AI didn’t invent language.
We did.
AI didn’t invent humour.
We did.
AI didn’t invent storytelling.
We did.
AI learned from humanity’s collective output.
In a strange way, AI is one of the largest collaborative projects humanity has ever created.
The internet became its library.
Humanity became its teacher.
That doesn’t make AI human.
But it does mean that much of what we see in AI is a reflection of ourselves.
Which makes some of the fear surrounding AI interesting.
People talk about AI as if it is an external force acting upon humanity.
But humanity built it.
Humanity trained it.
Humanity continues to shape it every single day.
The language it learns tomorrow will come from what we create today.
The knowledge it references tomorrow comes from what we publish today.
The examples it uses tomorrow come from what we share today.
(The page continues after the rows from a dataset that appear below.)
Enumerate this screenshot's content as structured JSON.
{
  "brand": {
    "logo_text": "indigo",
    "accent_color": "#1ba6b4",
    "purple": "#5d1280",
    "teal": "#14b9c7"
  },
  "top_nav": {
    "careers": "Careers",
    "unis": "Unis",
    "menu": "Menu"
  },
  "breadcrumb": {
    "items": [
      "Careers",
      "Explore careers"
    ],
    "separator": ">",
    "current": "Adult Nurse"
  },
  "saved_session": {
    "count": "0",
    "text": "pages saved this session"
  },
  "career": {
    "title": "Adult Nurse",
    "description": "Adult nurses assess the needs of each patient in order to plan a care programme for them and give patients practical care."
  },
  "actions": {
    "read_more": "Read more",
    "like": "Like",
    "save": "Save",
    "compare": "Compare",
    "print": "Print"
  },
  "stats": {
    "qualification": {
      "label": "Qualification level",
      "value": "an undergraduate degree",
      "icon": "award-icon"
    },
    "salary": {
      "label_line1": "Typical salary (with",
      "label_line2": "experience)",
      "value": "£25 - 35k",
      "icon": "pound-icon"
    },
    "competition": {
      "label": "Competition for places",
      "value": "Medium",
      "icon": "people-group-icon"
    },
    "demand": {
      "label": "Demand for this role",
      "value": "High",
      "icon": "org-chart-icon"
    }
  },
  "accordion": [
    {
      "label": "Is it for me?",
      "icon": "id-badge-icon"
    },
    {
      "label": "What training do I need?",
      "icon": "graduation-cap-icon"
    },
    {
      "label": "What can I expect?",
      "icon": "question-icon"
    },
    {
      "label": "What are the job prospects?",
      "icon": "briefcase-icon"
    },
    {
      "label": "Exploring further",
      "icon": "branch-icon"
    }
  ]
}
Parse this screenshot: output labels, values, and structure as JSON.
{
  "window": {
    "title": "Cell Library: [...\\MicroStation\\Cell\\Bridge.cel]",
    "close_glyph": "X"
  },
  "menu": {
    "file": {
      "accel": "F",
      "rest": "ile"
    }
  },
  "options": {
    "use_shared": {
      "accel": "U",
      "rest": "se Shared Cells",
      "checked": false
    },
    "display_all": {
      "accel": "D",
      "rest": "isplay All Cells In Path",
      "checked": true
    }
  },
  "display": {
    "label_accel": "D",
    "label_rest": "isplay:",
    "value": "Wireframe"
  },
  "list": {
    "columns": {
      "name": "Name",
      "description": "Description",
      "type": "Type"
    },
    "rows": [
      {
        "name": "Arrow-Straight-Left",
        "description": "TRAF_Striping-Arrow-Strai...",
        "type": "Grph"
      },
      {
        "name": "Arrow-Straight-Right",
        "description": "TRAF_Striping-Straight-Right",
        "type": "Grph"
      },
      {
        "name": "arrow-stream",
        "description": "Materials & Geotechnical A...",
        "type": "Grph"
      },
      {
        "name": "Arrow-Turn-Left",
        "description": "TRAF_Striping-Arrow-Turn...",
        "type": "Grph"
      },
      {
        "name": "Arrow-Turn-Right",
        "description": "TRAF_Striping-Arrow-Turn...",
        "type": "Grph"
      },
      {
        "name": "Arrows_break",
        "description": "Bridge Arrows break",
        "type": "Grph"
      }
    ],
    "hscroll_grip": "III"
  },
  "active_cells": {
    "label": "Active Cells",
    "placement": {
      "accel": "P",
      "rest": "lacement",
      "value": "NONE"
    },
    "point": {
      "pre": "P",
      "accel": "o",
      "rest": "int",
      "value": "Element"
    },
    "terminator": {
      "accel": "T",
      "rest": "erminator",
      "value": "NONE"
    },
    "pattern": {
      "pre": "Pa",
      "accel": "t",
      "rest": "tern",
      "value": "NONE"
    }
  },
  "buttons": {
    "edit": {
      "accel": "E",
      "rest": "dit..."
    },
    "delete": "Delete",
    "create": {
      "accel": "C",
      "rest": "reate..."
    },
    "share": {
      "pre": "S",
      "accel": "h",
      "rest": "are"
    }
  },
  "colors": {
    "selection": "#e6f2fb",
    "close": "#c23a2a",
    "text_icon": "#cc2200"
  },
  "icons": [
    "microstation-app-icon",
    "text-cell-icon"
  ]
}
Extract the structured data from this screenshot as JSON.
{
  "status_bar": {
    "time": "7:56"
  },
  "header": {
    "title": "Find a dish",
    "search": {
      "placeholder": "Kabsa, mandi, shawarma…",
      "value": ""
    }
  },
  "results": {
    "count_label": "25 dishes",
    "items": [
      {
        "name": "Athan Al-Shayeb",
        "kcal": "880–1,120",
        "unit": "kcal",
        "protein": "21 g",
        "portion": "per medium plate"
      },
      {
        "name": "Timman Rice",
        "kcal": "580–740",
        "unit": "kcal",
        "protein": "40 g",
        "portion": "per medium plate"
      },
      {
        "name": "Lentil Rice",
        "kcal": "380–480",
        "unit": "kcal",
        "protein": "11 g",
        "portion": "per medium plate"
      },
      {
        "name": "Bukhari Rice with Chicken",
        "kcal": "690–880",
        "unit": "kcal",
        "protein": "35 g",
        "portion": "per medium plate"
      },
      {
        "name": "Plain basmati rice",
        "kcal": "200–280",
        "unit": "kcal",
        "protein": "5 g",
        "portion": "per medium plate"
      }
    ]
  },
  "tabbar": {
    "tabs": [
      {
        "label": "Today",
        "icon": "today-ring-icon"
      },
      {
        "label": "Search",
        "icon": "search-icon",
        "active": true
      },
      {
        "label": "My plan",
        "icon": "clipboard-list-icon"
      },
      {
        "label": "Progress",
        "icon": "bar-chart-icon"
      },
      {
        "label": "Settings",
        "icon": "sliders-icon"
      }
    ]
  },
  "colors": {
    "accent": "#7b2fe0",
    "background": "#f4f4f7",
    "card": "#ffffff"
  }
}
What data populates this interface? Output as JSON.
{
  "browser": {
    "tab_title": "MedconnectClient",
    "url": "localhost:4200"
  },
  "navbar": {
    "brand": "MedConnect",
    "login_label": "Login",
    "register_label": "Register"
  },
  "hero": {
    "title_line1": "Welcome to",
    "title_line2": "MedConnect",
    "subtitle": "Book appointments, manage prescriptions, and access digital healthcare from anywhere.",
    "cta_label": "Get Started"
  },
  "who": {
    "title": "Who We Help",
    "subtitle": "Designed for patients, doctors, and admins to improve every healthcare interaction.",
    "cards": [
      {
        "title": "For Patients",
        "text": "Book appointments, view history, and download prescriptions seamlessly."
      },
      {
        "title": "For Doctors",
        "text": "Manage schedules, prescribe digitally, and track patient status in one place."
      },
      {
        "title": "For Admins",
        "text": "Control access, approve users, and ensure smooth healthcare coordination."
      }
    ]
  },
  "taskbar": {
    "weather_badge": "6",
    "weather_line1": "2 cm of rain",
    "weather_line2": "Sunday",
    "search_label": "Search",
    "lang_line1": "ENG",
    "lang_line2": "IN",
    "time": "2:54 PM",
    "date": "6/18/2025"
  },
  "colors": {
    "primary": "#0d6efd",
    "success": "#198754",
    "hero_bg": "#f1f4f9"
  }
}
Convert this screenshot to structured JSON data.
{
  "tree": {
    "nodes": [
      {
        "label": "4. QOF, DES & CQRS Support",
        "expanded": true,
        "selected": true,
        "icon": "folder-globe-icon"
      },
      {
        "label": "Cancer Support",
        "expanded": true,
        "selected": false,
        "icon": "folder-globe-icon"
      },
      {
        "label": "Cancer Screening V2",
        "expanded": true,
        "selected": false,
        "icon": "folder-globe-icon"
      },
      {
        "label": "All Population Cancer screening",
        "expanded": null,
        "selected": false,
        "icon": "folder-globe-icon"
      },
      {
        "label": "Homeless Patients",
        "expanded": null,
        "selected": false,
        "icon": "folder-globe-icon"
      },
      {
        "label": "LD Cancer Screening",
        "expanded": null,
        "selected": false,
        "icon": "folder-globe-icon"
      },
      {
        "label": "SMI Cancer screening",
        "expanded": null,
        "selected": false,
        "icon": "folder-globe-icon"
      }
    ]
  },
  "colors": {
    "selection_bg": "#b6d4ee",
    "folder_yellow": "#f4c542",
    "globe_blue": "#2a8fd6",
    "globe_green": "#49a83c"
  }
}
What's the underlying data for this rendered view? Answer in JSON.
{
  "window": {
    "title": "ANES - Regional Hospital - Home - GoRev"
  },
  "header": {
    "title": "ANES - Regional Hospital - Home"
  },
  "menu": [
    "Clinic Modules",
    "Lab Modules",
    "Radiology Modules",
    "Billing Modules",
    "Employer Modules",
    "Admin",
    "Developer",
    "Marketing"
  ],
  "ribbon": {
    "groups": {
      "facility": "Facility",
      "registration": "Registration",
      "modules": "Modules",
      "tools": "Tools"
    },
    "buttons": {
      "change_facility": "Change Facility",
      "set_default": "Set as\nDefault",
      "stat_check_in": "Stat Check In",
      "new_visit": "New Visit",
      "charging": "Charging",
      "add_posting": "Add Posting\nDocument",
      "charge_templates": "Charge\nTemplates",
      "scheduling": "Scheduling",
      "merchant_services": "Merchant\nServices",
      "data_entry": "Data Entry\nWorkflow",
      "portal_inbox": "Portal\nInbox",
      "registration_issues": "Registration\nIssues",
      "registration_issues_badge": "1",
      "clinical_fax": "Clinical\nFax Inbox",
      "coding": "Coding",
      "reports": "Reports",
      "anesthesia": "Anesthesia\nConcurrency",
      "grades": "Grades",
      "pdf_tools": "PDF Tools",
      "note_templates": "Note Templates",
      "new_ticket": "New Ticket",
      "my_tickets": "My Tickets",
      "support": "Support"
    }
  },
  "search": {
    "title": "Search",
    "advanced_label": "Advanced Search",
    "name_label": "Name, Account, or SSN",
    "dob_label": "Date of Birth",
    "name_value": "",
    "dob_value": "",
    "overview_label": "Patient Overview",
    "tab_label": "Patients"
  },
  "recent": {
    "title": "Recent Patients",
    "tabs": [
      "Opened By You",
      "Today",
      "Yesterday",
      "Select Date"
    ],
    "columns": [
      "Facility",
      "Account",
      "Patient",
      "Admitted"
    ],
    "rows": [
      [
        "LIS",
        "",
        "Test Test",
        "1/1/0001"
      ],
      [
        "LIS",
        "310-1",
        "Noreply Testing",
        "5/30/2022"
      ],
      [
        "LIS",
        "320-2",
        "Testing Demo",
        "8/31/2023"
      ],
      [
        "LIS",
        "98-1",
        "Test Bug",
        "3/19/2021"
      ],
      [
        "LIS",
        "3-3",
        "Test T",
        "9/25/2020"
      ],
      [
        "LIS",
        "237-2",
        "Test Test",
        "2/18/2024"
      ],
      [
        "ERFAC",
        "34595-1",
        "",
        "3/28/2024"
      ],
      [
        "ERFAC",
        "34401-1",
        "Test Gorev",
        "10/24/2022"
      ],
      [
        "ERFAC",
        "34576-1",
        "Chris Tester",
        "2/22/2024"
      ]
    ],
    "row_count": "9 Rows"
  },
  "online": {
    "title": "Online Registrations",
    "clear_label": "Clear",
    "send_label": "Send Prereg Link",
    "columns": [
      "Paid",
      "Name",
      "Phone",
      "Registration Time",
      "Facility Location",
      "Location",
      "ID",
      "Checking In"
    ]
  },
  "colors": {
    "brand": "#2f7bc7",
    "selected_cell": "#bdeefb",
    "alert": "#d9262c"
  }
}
We are still part of the process.
And that’s why I think the better question isn’t:
“Should we hate AI?”
The better question is:
“Why are we surprised that it resembles us?”
Like any tool, it reflects the intentions of the people using it.
Use it carelessly and you’ll get careless outcomes.
Use it thoughtfully and it can help you learn, create, build, and think.
I’ve used AI to write, research, build applications, develop strategies, create systems, and challenge my own assumptions.
Not because it’s the brain behind everything.
But because it’s another tool built from human knowledge.
A remarkably powerful one.
The hammer didn’t replace the carpenter.
The calculator didn’t replace the mathematician.
The camera didn’t replace the artist.
And AI won’t replace the need for human judgment.
Because at the end of the day, the machine is drawing from us.
The ideas still need people.
The decisions still need people.
The responsibility still belongs to people.
AI is not your best friend.
It is something much more interesting.
It is one of the largest mirrors humanity has ever built.
And what it reflects says as much about us as it does about the machine.